Yes. Acute thermal burns are one of the 13 FDA-approved HBOT indications. The Undersea and Hyperbaric Medical Society lists it as a Level 2 indication.
Does insurance cover HBOT for burns?
Medicare covers it for acute thermal burns under LCD L33718. Most commercial insurers follow Medicare. For inpatient burn admissions, HBOT is usually bundled into the hospital stay.
How many HBOT sessions are needed for a burn?
Most published protocols run 20 to 40 sessions for moderate-to-severe burns. The schedule is typically twice-daily for the first few days, then daily.
Can I get HBOT for a minor burn at a wellness clinic?
That is not the standard of care.
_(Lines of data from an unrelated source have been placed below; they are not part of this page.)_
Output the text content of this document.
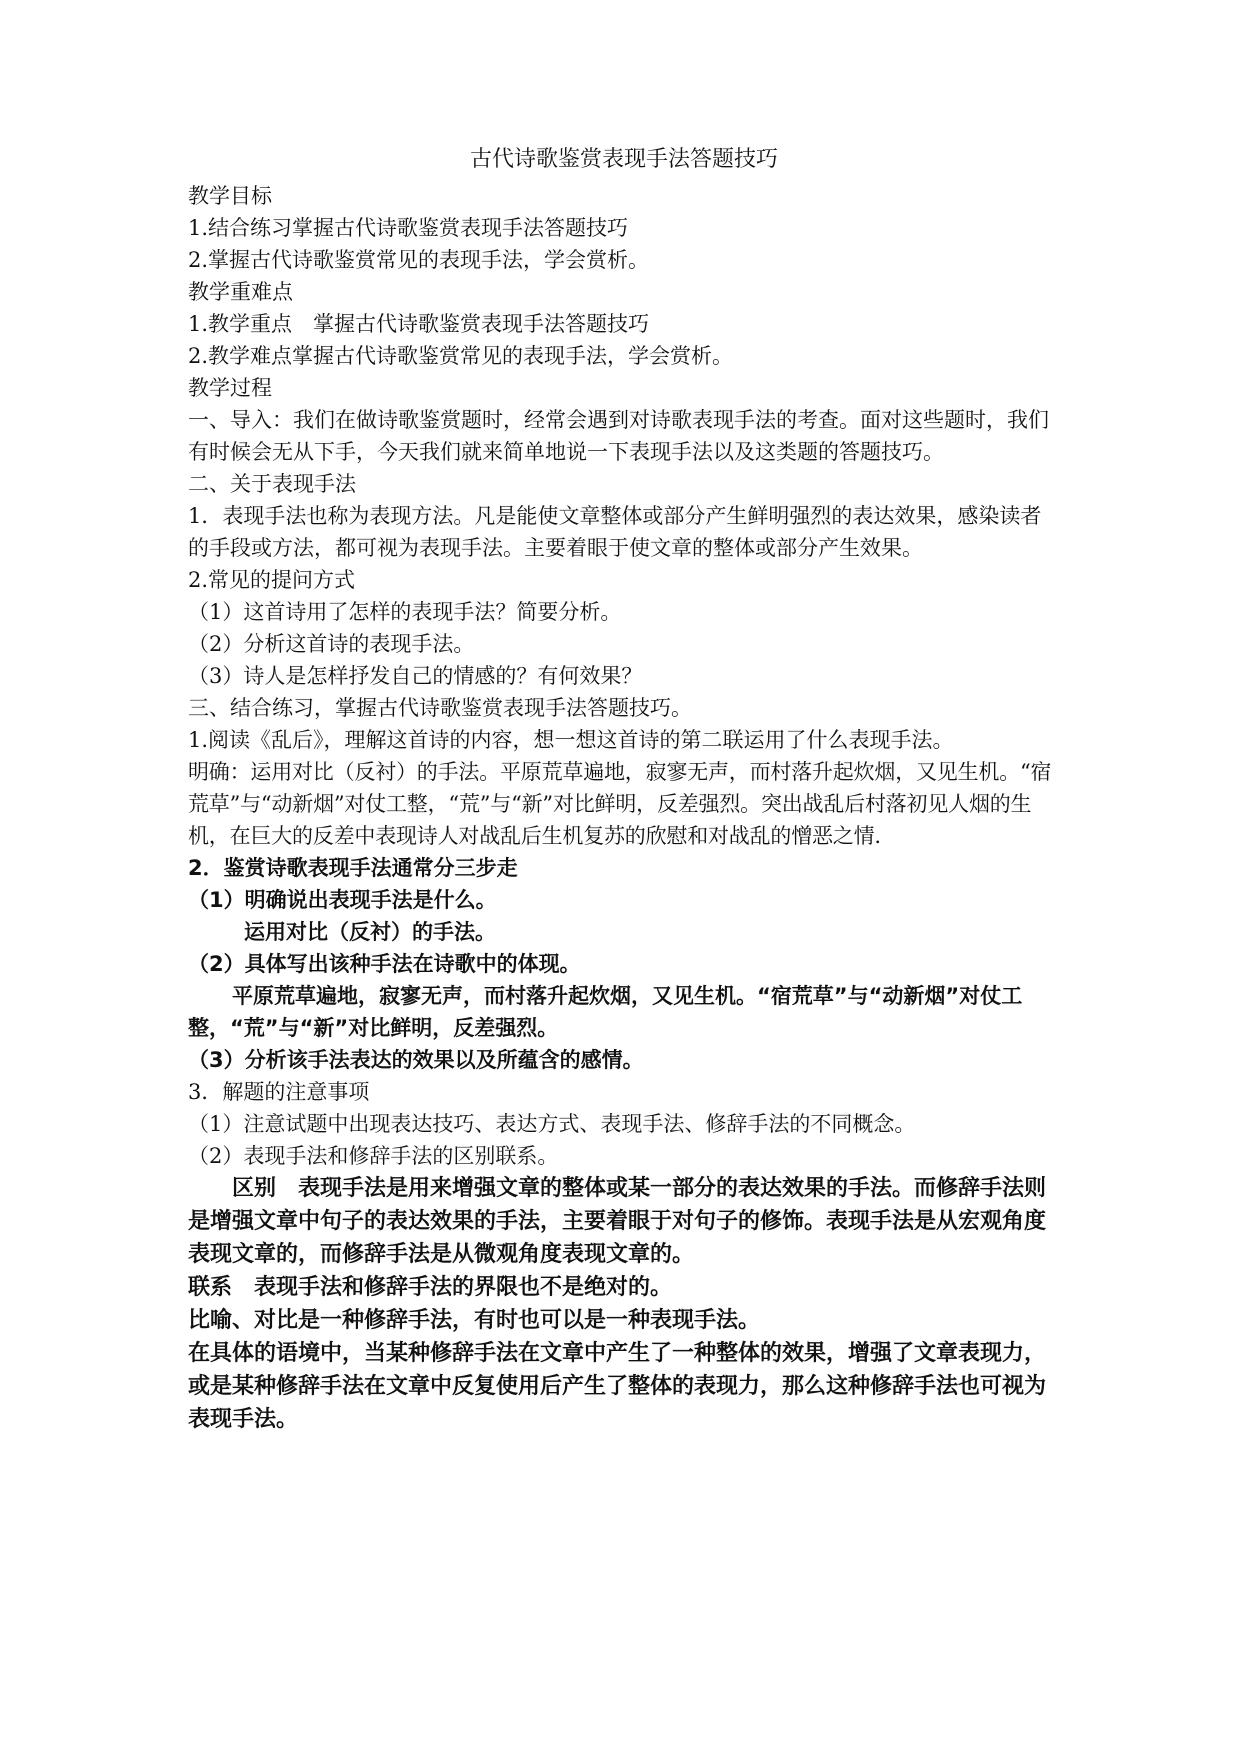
古代诗歌鉴赏表现手法答题技巧
教学目标
1.结合练习掌握古代诗歌鉴赏表现手法答题技巧
2.掌握古代诗歌鉴赏常见的表现手法，学会赏析。
教学重难点
1.教学重点　掌握古代诗歌鉴赏表现手法答题技巧
2.教学难点掌握古代诗歌鉴赏常见的表现手法，学会赏析。
教学过程
一、导入：我们在做诗歌鉴赏题时，经常会遇到对诗歌表现手法的考查。面对这些题时，我们有时候会无从下手，今天我们就来简单地说一下表现手法以及这类题的答题技巧。
二、关于表现手法
1．表现手法也称为表现方法。凡是能使文章整体或部分产生鲜明强烈的表达效果，感染读者的手段或方法，都可视为表现手法。主要着眼于使文章的整体或部分产生效果。
2.常见的提问方式
（1）这首诗用了怎样的表现手法？简要分析。
（2）分析这首诗的表现手法。
（3）诗人是怎样抒发自己的情感的？有何效果？
三、结合练习，掌握古代诗歌鉴赏表现手法答题技巧。
1.阅读《乱后》，理解这首诗的内容，想一想这首诗的第二联运用了什么表现手法。
明确：运用对比（反衬）的手法。平原荒草遍地，寂寥无声，而村落升起炊烟，又见生机。“宿荒草”与“动新烟”对仗工整，“荒”与“新”对比鲜明，反差强烈。突出战乱后村落初见人烟的生机，在巨大的反差中表现诗人对战乱后生机复苏的欣慰和对战乱的憎恶之情.
2．鉴赏诗歌表现手法通常分三步走
（1）明确说出表现手法是什么。
运用对比（反衬）的手法。
（2）具体写出该种手法在诗歌中的体现。
平原荒草遍地，寂寥无声，而村落升起炊烟，又见生机。“宿荒草”与“动新烟”对仗工整，“荒”与“新”对比鲜明，反差强烈。
（3）分析该手法表达的效果以及所蕴含的感情。
3．解题的注意事项
（1）注意试题中出现表达技巧、表达方式、表现手法、修辞手法的不同概念。
（2）表现手法和修辞手法的区别联系。
区别　表现手法是用来增强文章的整体或某一部分的表达效果的手法。而修辞手法则是增强文章中句子的表达效果的手法，主要着眼于对句子的修饰。表现手法是从宏观角度表现文章的，而修辞手法是从微观角度表现文章的。
联系　表现手法和修辞手法的界限也不是绝对的。
比喻、对比是一种修辞手法，有时也可以是一种表现手法。
在具体的语境中，当某种修辞手法在文章中产生了一种整体的效果，增强了文章表现力，或是某种修辞手法在文章中反复使用后产生了整体的表现力，那么这种修辞手法也可视为表现手法。
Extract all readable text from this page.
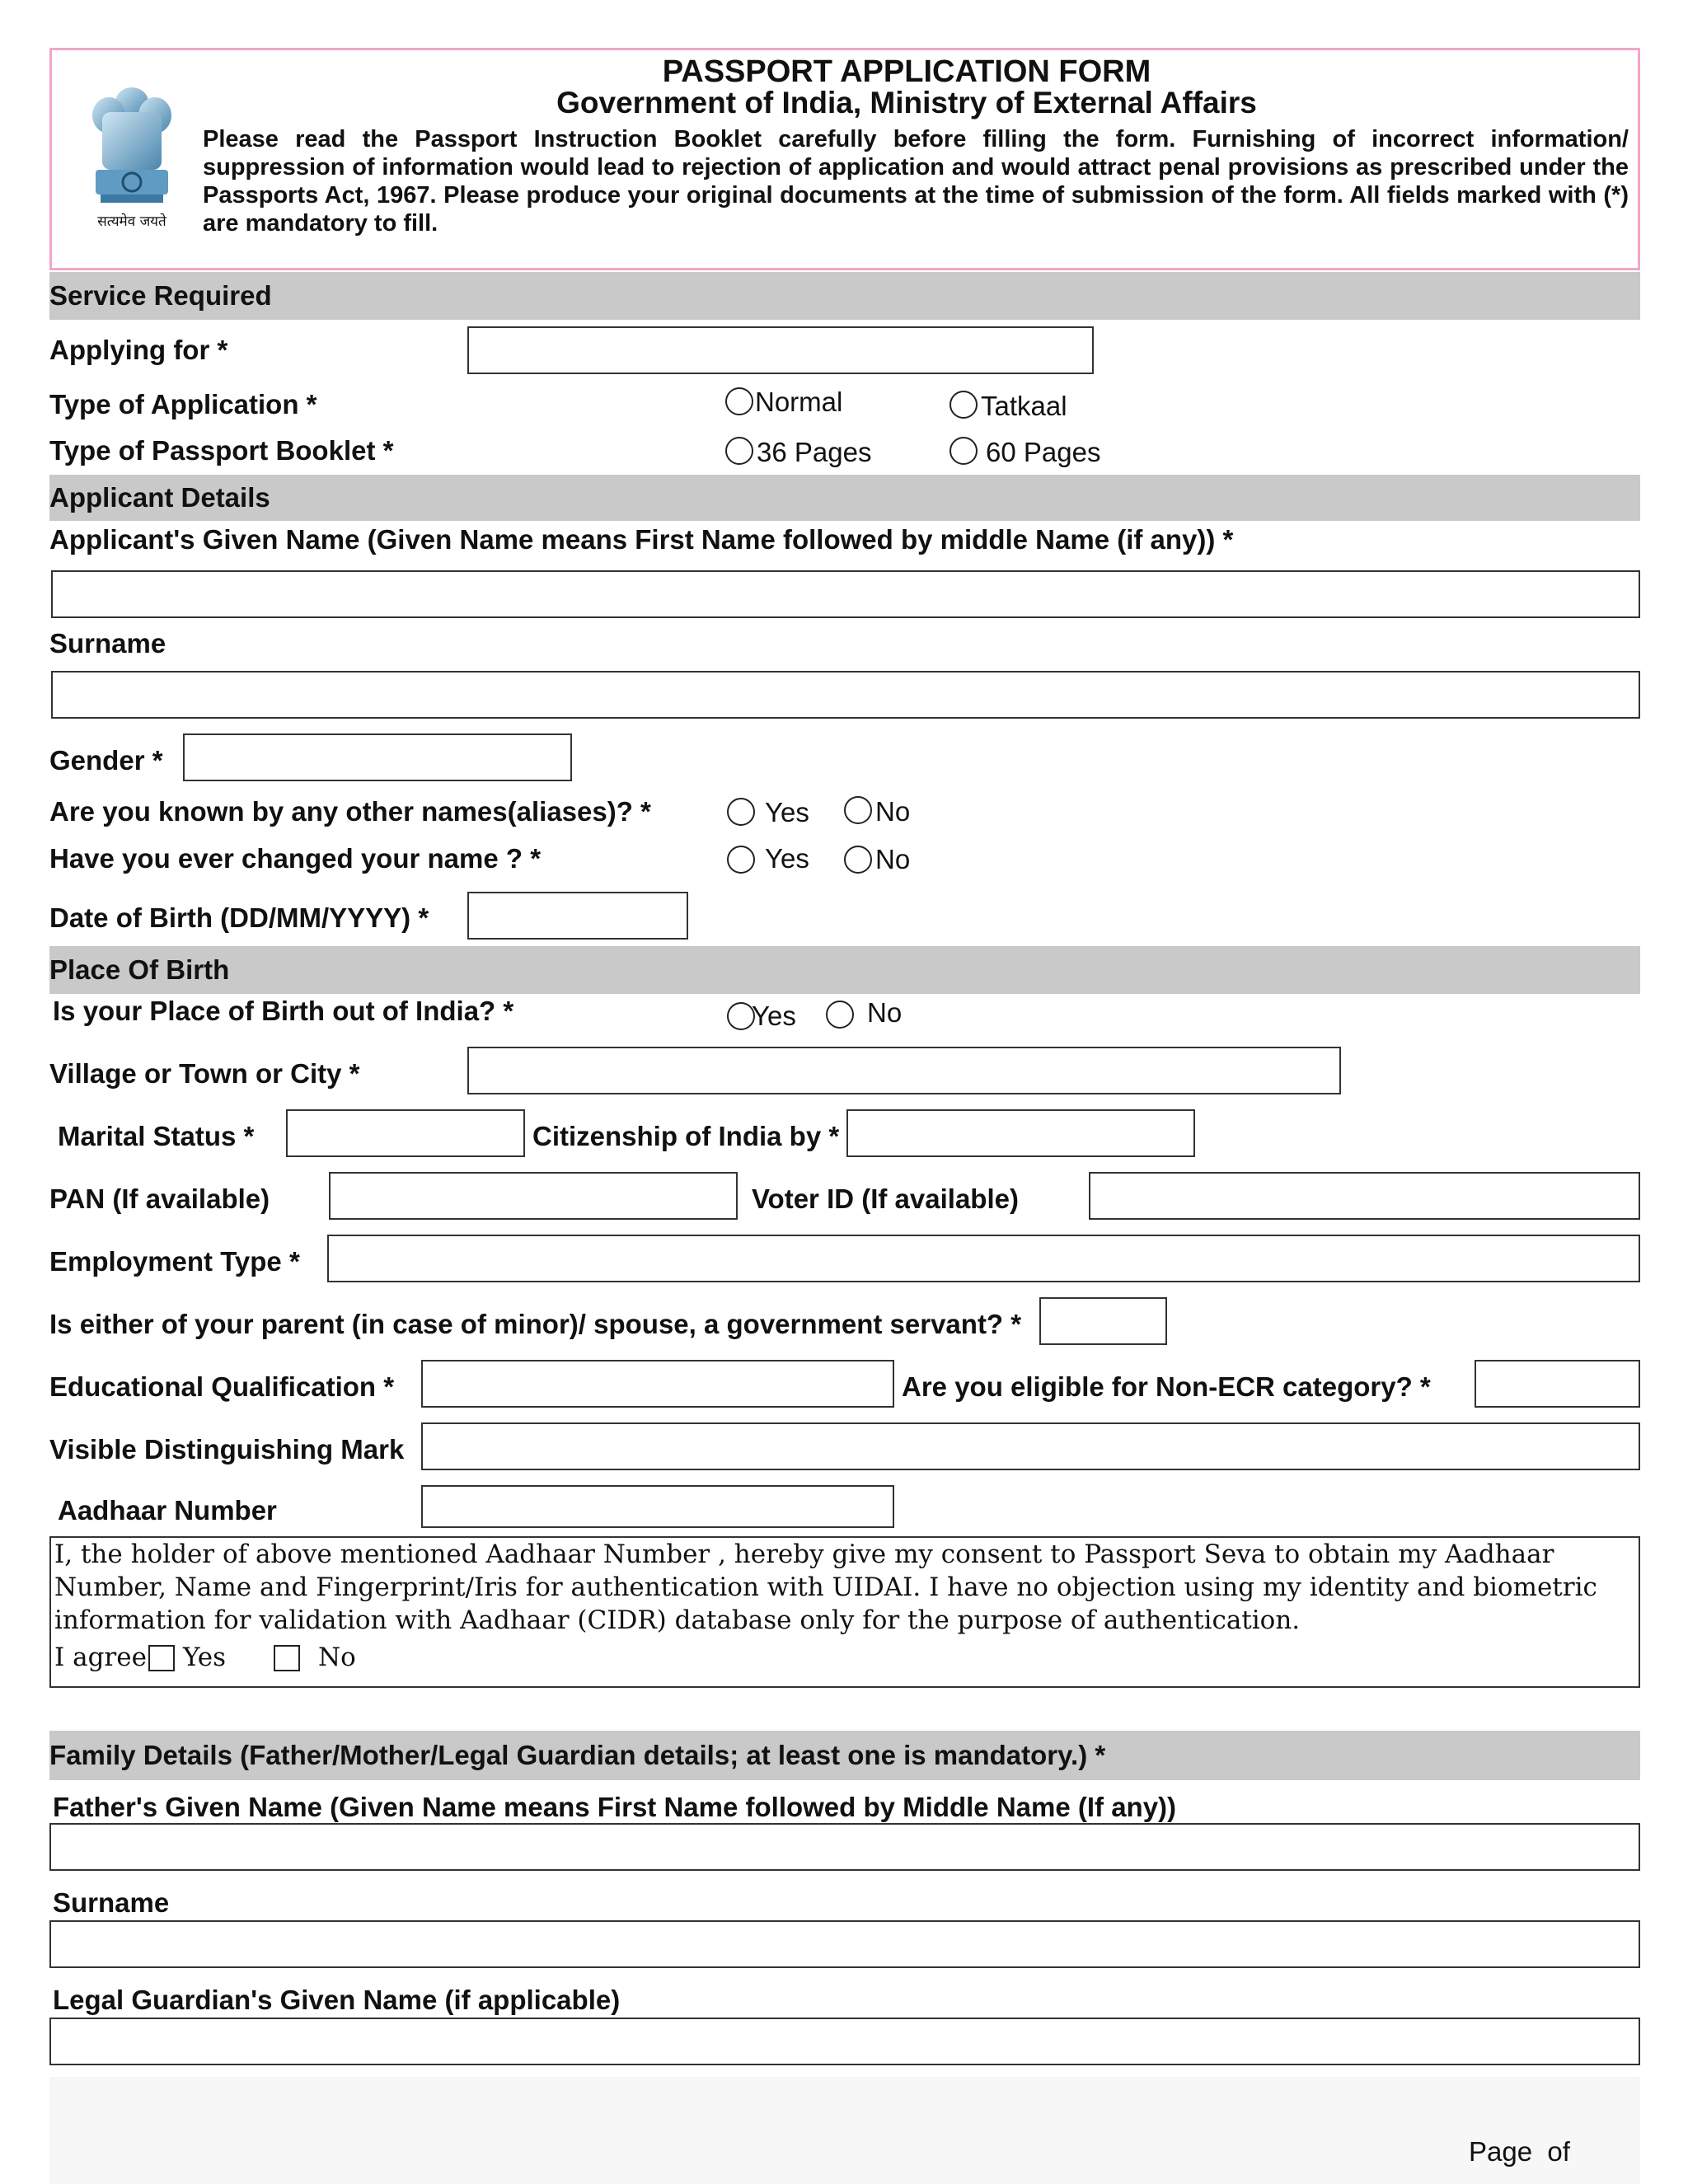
सत्यमेव जयते
PASSPORT APPLICATION FORM
Government of India, Ministry of External Affairs
Please read the Passport Instruction Booklet carefully before filling the form. Furnishing of incorrect information/ suppression of information would lead to rejection of application and would attract penal provisions as prescribed under the Passports Act, 1967. Please produce your original documents at the time of submission of the form. All fields marked with (*) are mandatory to fill.
Service Required
Applying for *
Type of Application *	Normal	Tatkaal
Type of Passport Booklet *	36 Pages	60 Pages
Applicant Details
Applicant's Given Name (Given Name means First Name followed by middle Name (if any)) *
Surname
Gender *
Are you known by any other names(aliases)? *	Yes No
Have you ever changed your name ? *	Yes No
Date of Birth (DD/MM/YYYY) *
Place Of Birth
Is your Place of Birth out of India? *	Yes	No
Village or Town or City *
Marital Status *	Citizenship of India by *
PAN (If available)	Voter ID (If available)
Employment Type *
Is either of your parent (in case of minor)/ spouse, a government servant? *
Educational Qualification *	Are you eligible for Non-ECR category? *
Visible Distinguishing Mark
Aadhaar Number
I, the holder of above mentioned Aadhaar Number , hereby give my consent to Passport Seva to obtain my Aadhaar Number, Name and Fingerprint/Iris for authentication with UIDAI. I have no objection using my identity and biometric information for validation with Aadhaar (CIDR) database only for the purpose of authentication.
I agree Yes	No
Family Details (Father/Mother/Legal Guardian details; at least one is mandatory.) *
Father's Given Name (Given Name means First Name followed by Middle Name (If any))
Surname
Legal Guardian's Given Name (if applicable)
Page  of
Minor burns heal with topical treatment. HBOT for burns is delivered at hospital burn centers under surgical oversight, not at wellness clinics.
Which US burn centers offer HBOT?
Roughly a third of ABA-verified burn centers have on-site HBOT. Brooke Army Medical Center, MedStar Washington Hospital Center, and several Shriners Hospitals are major examples. The ABA verified center list shows them.
Medical disclaimer: This article is informational and does not constitute medical advice. HBOT carries real risks including ear barotrauma, oxygen toxicity, and chamber fire. Burn care is delivered by trained burn surgeons. The FDA has cleared HBOT for acute thermal burns as an adjunct to standard burn care, not as a stand-alone treatment.